心と唇
以前、自分がダリスを恋慕う前はこんな時どんな態度を取っていたのだろう。
二人きりでいても、微塵も緊張などしなかったあの頃の自分に言い聞かせてやりたかった。
穏やかな心で過ごせる時間が、どんなに大切か。
身分を隠して村に居着いていたダリスが、シャリムだと知ってからもこんな想いはしていなかったのに。
思いのままにならない自分の心が、もどかしくて堪らない。
笑いかけられれば、幸せで。
触れられれば、嬉しくて。
どうして、それだけでは心は満たされないのか。
ダリスの事を考えれば考える程、期待されていたように魔法の訓練も上手く行かず、自分が情けなくてしょうがなかった。
――ダメだ。こんな事ばかり考えてちゃ!
歯がゆい自分を励ますように平手で両頬を叩いて、階段を昇る。
仕事の早い師のことだ、もうすでに書類を書き終えてシフェルーを待ち構えているだろうと予想がついた。

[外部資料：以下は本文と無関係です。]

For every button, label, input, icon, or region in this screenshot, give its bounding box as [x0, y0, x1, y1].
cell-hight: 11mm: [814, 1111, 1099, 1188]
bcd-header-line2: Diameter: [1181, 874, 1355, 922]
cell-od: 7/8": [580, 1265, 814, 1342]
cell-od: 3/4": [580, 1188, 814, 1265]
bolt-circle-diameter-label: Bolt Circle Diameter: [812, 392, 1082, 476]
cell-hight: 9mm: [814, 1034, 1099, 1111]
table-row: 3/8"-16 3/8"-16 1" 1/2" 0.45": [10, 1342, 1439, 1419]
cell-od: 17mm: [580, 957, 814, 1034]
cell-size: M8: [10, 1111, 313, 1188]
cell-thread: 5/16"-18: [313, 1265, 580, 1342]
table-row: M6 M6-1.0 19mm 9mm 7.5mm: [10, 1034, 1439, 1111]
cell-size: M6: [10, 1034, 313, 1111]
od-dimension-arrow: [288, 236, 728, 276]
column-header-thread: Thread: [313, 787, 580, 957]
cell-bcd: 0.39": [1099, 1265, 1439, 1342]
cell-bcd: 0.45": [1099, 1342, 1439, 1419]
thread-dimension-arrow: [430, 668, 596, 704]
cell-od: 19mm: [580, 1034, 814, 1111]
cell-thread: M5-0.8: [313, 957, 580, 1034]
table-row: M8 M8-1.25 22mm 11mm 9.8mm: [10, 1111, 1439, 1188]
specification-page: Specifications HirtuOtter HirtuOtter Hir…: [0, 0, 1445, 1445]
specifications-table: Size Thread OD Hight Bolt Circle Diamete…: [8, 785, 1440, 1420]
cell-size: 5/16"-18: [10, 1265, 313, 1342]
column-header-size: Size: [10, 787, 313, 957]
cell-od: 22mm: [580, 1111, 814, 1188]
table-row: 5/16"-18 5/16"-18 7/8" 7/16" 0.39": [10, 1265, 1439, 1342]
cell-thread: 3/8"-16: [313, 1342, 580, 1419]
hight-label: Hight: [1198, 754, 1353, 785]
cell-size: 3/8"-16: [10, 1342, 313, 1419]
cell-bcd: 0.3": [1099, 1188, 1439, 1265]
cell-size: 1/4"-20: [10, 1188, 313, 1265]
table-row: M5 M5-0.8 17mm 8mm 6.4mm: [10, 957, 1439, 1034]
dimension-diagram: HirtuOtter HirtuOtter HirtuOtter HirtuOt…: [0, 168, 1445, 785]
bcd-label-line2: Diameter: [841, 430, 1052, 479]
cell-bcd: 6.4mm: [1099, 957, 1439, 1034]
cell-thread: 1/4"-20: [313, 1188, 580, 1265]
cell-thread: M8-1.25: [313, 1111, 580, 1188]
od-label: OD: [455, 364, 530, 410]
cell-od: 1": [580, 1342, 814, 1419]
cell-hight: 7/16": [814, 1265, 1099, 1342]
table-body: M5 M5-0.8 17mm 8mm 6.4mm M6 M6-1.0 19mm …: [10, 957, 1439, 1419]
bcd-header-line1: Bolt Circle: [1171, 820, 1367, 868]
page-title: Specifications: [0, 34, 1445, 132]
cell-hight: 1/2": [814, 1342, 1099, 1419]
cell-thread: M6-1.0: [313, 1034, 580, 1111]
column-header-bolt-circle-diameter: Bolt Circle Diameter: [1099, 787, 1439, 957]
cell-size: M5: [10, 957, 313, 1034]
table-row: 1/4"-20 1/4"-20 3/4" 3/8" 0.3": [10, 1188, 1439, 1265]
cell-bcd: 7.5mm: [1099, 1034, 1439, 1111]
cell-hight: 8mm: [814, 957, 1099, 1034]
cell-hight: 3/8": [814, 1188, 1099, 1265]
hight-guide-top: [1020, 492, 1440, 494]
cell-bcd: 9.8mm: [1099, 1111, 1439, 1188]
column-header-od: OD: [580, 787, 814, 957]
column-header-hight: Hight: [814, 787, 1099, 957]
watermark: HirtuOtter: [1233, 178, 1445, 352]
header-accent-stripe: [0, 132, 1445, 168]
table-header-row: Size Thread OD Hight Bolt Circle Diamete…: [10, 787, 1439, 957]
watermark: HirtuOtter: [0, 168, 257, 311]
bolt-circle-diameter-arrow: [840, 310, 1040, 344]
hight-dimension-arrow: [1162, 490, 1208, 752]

ドアを開ければそこに、シフェルーの思い描いていたままのダリスの姿がある。
「遅い。始めるぞ。昼は会食しながら会議だ」
煙草を消しながら立ち上がって、ダリスはため息をつく。
シフェルーに対してではなく、午後の会議を思ってだろう。
月に何度か行われる魔導士長と特級魔導士たちの会議。
ダリスは堅苦しい集まりが苦手で、会食のような独特の決まりのある場は特にそうだった。
シフェルーはいつものように数段低くなった位置にあるテーブルの前に立つ。
「この前の続きを」
少し離れて立つ師に指示を受け、返事をして両手を胸の高さまで上げた。
手のひらを合わせ、指先だけはつけたまま離す。
合わされた指先の下の空間に、黒い点が灯った。
ふ、と短く息を吐いてその黒球に全神経を集中する。
手のひらの間の空間を広げるように両手の間隔を徐々に離した。
朝の光に照らされた白一色の執務室が、一瞬にして薄闇に包まれる。
光を遮ろうとするのはシフェルーの手の中にある、丸い闇。
指を完全に離して、黒い球を大きくしようと試みる。
手のひらからひりひりとした感触が全身に広がって、首の後ろの産毛が逆立つのが分かった。
「…、っ!」
シフェルーが歯を食いしばった瞬間、指の間で黒球は弾けて飛んだ。